When you’re young and coming off an NFL defensive player of the year season that made you your city’s most popular athlete, how do you deal with the fame?
Tania Ganguli of the Houston Chronicle got close to Watt and answers that question in this piece.
One request for an autograph or a picture at a stop outside the house usually snowballs for Watt.
Once one person worked up the nerve, it emboldened others. As Watt walked outside, kids in school uniforms stopped him for autographs, which attracted adults, who attracted more adults. It's a relatively small crowd this time, and he didn't decline anyone. But often the crowd can get so big it takes an hour to get through.
"I think back to when I was a kid when I was growing up, if I would've met Reggie White or Brett Favre or anybody," Watt said. "And I think about how crazy that moment would've been for me and how I would've been freaking out, freaking out."
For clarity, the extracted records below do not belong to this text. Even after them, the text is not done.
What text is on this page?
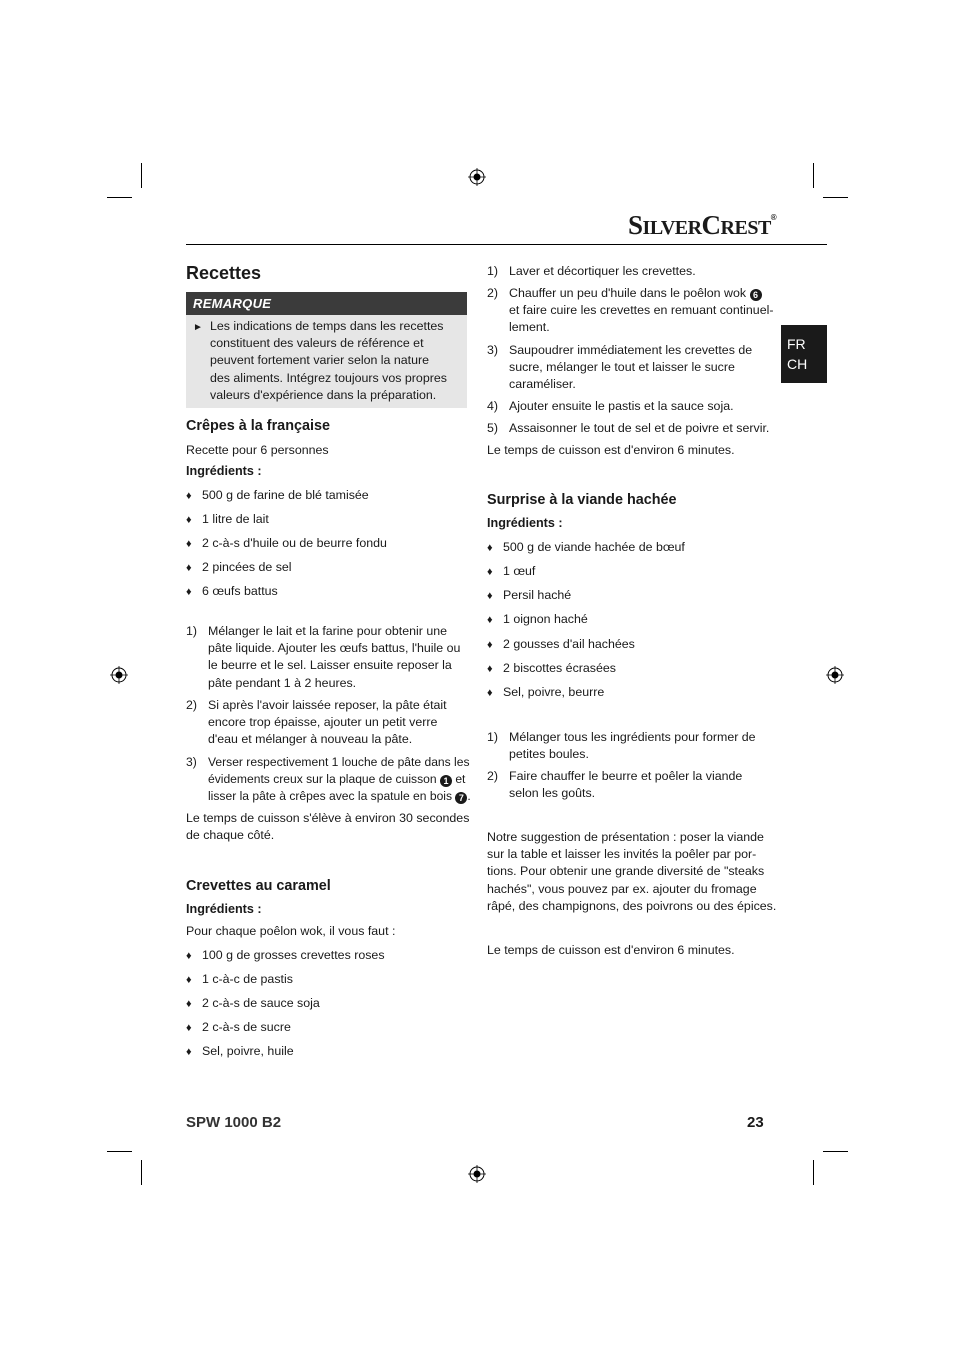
SILVERCREST®
FR
CH
Recettes
REMARQUE
► Les indications de temps dans les recettes
constituent des valeurs de référence et
peuvent fortement varier selon la nature
des aliments. Intégrez toujours vos propres
valeurs d'expérience dans la préparation.
Crêpes à la française
Recette pour 6 personnes
Ingrédients :
♦ 500 g de farine de blé tamisée
♦ 1 litre de lait
♦ 2 c-à-s d'huile ou de beurre fondu
♦ 2 pincées de sel
♦ 6 œufs battus
1) Mélanger le lait et la farine pour obtenir une
pâte liquide. Ajouter les œufs battus, l'huile ou
le beurre et le sel. Laisser ensuite reposer la
pâte pendant 1 à 2 heures.
2) Si après l'avoir laissée reposer, la pâte était
encore trop épaisse, ajouter un petit verre
d'eau et mélanger à nouveau la pâte.
3) Verser respectivement 1 louche de pâte dans les
évidements creux sur la plaque de cuisson 1 et
lisser la pâte à crêpes avec la spatule en bois 7 .
Le temps de cuisson s'élève à environ 30 secondes
de chaque côté.
Crevettes au caramel
Ingrédients :
Pour chaque poêlon wok, il vous faut :
♦ 100 g de grosses crevettes roses
♦ 1 c-à-c de pastis
♦ 2 c-à-s de sauce soja
♦ 2 c-à-s de sucre
♦ Sel, poivre, huile
1) Laver et décortiquer les crevettes.
2) Chauffer un peu d'huile dans le poêlon wok 6
et faire cuire les crevettes en remuant continuel-
lement.
3) Saupoudrer immédiatement les crevettes de
sucre, mélanger le tout et laisser le sucre
caraméliser.
4) Ajouter ensuite le pastis et la sauce soja.
5) Assaisonner le tout de sel et de poivre et servir.
Le temps de cuisson est d'environ 6 minutes.
Surprise à la viande hachée
Ingrédients :
♦ 500 g de viande hachée de bœuf
♦ 1 œuf
♦ Persil haché
♦ 1 oignon haché
♦ 2 gousses d'ail hachées
♦ 2 biscottes écrasées
♦ Sel, poivre, beurre
1) Mélanger tous les ingrédients pour former de
petites boules.
2) Faire chauffer le beurre et poêler la viande
selon les goûts.
Notre suggestion de présentation : poser la viande
sur la table et laisser les invités la poêler par por-
tions. Pour obtenir une grande diversité de "steaks
hachés", vous pouvez par ex. ajouter du fromage
râpé, des champignons, des poivrons ou des épices.
Le temps de cuisson est d'environ 6 minutes.
SPW 1000 B2	23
Watt only declined photo an autograph request if approached while at dinner with family or friends. And even then, children get through.
I know Watt well enough to know he’s still getting his work done.
The question is if the attention wears on him over time, and if, ultimately, he’ll go out less and less and people ask him for more and more.
Right now is the time to run into him as it is all still new and fresh. If you want to say hi, he’s going to give you a minute.
It’s the kind of connection that seems to grow increasingly rare.